Politically the news just gets grimmer. Here in the UK we face another chaotic week with the possibility of no deal, no government and no PM by Friday, as Theresa May forlornly throws the dice on her Withdrawal Agreement for the last (or almost the last) time. She got some movement from the EU yesterday but there is a mountain to climb as MPs put Party and personal interests before those of the country. The possibility of a catastrophic collapse in our parliamentary system over Brexit is becoming very real. Whatever happens, the cumulative damage of the past two years will take a generation to repair.

But elsewhere the news is also grim as the fall-out from a populist surge gathers pace. Take events in Hungary for example. Orban, the rampantly nationalistic premier, has curtailed a free press and promoted homophobia, xenophobia and anti-Semitism, the latter used most notably to try and run George Soros out of town. His party, Fidesz, is likely to be thrown out of the moderate centre-right European People’s Party in the European parliament only to join forces with ruling parties in Poland and Italy to create a far-right alliance.

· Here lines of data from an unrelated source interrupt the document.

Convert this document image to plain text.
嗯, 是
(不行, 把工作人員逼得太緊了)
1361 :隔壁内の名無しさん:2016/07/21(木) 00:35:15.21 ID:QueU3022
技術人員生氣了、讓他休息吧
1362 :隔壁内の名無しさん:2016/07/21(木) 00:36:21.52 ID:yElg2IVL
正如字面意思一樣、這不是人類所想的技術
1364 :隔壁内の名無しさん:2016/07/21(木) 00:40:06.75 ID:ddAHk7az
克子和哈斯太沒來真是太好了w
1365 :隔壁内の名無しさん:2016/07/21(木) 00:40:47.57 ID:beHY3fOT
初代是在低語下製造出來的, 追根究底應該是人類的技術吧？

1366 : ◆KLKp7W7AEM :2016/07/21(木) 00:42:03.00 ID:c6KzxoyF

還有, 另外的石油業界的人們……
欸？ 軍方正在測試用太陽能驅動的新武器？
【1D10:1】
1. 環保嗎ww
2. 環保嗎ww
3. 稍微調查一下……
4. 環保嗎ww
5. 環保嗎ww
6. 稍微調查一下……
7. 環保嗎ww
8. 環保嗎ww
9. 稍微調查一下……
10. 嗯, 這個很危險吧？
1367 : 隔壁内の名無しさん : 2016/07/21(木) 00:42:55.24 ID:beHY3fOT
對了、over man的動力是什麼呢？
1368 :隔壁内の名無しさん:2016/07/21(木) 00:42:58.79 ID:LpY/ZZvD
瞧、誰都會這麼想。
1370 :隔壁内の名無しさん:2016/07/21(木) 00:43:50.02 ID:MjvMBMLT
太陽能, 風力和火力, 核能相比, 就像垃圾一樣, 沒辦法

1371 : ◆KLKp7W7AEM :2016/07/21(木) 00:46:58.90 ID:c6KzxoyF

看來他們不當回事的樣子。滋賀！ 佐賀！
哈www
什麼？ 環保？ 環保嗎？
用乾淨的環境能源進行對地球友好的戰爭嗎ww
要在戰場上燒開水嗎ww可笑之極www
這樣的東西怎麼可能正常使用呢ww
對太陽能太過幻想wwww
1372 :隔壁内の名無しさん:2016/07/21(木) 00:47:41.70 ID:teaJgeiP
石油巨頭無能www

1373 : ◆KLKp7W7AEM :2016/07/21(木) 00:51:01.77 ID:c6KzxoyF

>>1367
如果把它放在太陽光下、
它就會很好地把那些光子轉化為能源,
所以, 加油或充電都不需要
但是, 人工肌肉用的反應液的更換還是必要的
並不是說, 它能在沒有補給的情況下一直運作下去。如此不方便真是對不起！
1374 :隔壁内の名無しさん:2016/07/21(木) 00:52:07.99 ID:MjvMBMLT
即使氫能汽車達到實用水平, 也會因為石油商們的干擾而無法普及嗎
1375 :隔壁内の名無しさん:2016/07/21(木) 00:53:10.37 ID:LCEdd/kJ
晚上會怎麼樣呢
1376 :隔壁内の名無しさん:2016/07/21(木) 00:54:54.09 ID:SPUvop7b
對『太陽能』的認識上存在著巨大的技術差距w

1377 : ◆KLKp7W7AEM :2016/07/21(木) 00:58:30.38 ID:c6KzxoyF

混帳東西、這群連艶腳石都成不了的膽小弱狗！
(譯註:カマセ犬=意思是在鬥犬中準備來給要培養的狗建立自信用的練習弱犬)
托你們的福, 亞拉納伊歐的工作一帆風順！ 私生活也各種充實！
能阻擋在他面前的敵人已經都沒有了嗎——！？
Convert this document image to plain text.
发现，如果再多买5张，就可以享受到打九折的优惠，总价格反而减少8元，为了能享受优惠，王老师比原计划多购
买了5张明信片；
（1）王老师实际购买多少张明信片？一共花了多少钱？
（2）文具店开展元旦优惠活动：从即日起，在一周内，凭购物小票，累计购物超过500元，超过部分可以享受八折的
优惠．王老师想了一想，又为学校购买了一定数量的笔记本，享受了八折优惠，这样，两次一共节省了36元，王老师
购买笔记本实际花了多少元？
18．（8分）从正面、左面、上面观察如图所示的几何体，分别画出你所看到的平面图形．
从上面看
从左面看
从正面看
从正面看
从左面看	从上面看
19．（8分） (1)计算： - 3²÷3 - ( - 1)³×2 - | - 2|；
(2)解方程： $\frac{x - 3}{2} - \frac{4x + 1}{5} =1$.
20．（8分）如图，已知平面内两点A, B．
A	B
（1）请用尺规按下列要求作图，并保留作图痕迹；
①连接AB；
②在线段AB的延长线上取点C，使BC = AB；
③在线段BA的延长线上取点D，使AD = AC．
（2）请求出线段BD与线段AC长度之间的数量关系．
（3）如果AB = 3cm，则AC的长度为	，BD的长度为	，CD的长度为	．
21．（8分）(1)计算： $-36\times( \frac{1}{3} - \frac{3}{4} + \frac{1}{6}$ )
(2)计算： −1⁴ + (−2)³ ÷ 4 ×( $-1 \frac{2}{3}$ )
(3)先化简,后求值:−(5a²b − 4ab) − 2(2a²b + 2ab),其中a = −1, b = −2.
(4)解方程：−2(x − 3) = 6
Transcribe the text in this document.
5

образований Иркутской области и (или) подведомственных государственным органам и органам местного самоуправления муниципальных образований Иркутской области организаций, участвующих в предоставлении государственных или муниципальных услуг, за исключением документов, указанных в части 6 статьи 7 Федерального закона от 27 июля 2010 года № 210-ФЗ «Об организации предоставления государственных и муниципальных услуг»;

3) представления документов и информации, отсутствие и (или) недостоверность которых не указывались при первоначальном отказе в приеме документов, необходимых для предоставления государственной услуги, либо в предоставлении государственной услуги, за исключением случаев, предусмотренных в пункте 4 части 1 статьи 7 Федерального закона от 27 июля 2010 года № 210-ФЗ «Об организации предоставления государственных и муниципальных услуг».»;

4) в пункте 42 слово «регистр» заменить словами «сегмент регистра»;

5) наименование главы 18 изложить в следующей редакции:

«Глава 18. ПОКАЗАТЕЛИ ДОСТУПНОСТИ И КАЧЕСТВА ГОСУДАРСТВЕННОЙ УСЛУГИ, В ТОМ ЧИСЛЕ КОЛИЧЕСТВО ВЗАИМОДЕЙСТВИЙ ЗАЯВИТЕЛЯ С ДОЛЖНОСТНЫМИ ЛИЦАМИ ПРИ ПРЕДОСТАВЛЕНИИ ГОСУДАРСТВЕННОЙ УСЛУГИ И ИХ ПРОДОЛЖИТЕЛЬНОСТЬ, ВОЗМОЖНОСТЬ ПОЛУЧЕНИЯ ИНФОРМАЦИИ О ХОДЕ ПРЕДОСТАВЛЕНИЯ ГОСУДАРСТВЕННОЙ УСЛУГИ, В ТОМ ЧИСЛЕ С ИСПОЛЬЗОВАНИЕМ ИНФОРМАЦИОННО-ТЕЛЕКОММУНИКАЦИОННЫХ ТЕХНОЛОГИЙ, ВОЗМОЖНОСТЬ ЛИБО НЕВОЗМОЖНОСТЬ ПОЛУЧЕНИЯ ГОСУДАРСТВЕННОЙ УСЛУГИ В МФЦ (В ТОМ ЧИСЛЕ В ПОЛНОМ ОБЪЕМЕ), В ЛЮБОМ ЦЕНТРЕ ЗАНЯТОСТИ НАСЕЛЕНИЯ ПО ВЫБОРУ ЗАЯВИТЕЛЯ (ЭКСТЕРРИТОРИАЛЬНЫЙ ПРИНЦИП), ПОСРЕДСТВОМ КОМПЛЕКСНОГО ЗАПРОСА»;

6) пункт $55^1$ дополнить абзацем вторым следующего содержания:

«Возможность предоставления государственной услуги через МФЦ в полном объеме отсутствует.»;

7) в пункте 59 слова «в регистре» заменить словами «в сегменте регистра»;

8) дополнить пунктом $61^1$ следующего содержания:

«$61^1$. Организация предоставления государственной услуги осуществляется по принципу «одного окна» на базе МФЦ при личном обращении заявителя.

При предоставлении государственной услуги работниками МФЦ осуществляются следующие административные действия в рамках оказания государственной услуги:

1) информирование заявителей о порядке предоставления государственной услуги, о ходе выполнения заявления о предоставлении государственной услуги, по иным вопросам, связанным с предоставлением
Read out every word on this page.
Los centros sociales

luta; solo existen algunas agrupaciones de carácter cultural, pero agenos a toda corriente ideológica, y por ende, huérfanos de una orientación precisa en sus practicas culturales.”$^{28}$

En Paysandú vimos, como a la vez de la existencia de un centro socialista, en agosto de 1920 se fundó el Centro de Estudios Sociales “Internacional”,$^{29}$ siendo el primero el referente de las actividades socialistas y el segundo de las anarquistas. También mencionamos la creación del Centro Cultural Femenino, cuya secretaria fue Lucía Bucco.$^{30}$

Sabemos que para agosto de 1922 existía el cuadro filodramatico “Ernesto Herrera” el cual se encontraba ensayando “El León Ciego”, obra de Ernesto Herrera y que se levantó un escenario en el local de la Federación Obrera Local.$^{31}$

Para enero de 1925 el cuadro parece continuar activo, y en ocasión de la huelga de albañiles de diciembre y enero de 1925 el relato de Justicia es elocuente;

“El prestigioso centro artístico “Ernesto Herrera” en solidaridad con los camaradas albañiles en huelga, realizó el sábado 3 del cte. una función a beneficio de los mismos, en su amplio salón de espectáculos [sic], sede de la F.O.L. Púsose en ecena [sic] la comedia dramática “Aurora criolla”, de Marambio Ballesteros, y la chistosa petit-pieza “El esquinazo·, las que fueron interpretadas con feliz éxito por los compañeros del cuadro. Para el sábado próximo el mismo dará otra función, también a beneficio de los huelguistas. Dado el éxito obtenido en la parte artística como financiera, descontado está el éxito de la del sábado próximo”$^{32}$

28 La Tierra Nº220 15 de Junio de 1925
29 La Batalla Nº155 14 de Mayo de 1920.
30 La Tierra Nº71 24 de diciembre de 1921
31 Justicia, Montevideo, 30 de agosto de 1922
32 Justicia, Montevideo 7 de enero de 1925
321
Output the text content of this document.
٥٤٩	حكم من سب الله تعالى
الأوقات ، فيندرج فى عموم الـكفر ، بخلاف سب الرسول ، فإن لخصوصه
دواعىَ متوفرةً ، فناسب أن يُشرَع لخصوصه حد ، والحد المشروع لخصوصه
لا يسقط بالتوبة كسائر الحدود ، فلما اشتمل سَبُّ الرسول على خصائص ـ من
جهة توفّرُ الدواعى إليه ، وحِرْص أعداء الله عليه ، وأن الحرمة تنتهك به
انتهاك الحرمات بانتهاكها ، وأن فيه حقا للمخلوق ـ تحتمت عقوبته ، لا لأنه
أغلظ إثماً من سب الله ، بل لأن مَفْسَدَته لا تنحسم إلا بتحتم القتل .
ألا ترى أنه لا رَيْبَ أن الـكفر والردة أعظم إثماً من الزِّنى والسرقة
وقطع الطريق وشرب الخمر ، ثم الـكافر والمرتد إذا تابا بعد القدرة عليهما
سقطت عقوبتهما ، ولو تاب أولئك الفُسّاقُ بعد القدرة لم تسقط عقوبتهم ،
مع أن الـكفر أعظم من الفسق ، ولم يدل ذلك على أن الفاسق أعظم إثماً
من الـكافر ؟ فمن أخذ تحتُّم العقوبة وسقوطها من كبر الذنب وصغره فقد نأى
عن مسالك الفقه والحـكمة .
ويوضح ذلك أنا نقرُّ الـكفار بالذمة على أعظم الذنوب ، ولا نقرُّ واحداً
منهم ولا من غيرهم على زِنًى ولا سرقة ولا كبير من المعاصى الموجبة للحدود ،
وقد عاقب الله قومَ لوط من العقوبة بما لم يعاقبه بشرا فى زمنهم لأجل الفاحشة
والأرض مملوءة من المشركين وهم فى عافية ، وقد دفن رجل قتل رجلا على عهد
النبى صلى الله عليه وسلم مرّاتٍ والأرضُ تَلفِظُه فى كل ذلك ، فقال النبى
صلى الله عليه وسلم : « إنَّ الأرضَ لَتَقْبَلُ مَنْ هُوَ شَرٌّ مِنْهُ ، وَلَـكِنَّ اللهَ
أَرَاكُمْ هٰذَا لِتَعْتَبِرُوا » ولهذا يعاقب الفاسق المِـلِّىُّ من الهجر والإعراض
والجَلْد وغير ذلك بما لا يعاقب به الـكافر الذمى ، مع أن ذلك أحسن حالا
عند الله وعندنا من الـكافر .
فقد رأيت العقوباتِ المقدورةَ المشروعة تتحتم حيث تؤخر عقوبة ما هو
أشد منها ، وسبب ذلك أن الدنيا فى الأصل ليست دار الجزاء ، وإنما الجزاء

In Poland, the Law and Justice party (somewhat of a misnomer) is trying to curtail judicial and media independence with some success. Matteo Salvini’s League party in Italy whips up anti-immigration sentiment, and in recent weeks has even shown solidarity with the Gilets jaunes in France as they oppose moderate Macron. All three of these parties in Hungary, Poland and Italy fuel prejudice in the name of populism.
In Germany, courtesy of Merkel, far-right populists are again present in mainstream politics and such politicians are never far from influence in France.
Then in the US, Trump uses barely concealed racist rhetoric to identify with his populist voter base. His America First policies pull US influence from the world stage as he embraces the likes of the new far-right Brazilian president, Bolsonaro, Kim Jong-un and Putin, but shuns the liberal democratic leaders of the EU, Canada, Australia, let alone NATO as a whole. Only his erratic behaviour and the constitution’s checks and balances keep him from inflicting more damage on America’s future, but it is an amoral presidency. In Russia, Putin’s nationalistic and murderous hold on power strengthens as he plunders the State with wholly fascist intent.
There is a real and growing threat to liberal democracy across the West. I am no longer with Matthew Parris’s recent analysis in The Times on this. We can no longer assume we can ‘muddle through’.
Which takes us to the UK, that bastion of moderation. We have Government ministers warning that failure to implement Brexit will lead to the rise of the far-right. As if this should dictate policy!! We have moderate women MPs subject to horrific online abuse and harassment by our own version of Gilets jaunes outside parliament, whilst the police looked on, initially failing to intervene. We have Tommy Robinson raising hundreds of thousands of pounds as he peddles his Islamophobic views. We have anti-Semitism rife and excused within the Labour Party. We have a Tory Party driven to the right by the ideological toxicity of the Brexit debate.
Nothing can be taken for granted anymore and moderates need to rise up. In the UK, and probably much of elsewhere, the vast majority of voters and politicians sit broadly in the centre ground, but they need to wake up and be counted. Two cheers at least for The Independent Group. It will be too late when, through complacency, we realise the liberal democratic politics of the last few decades, and the benefits it has brought, has gone.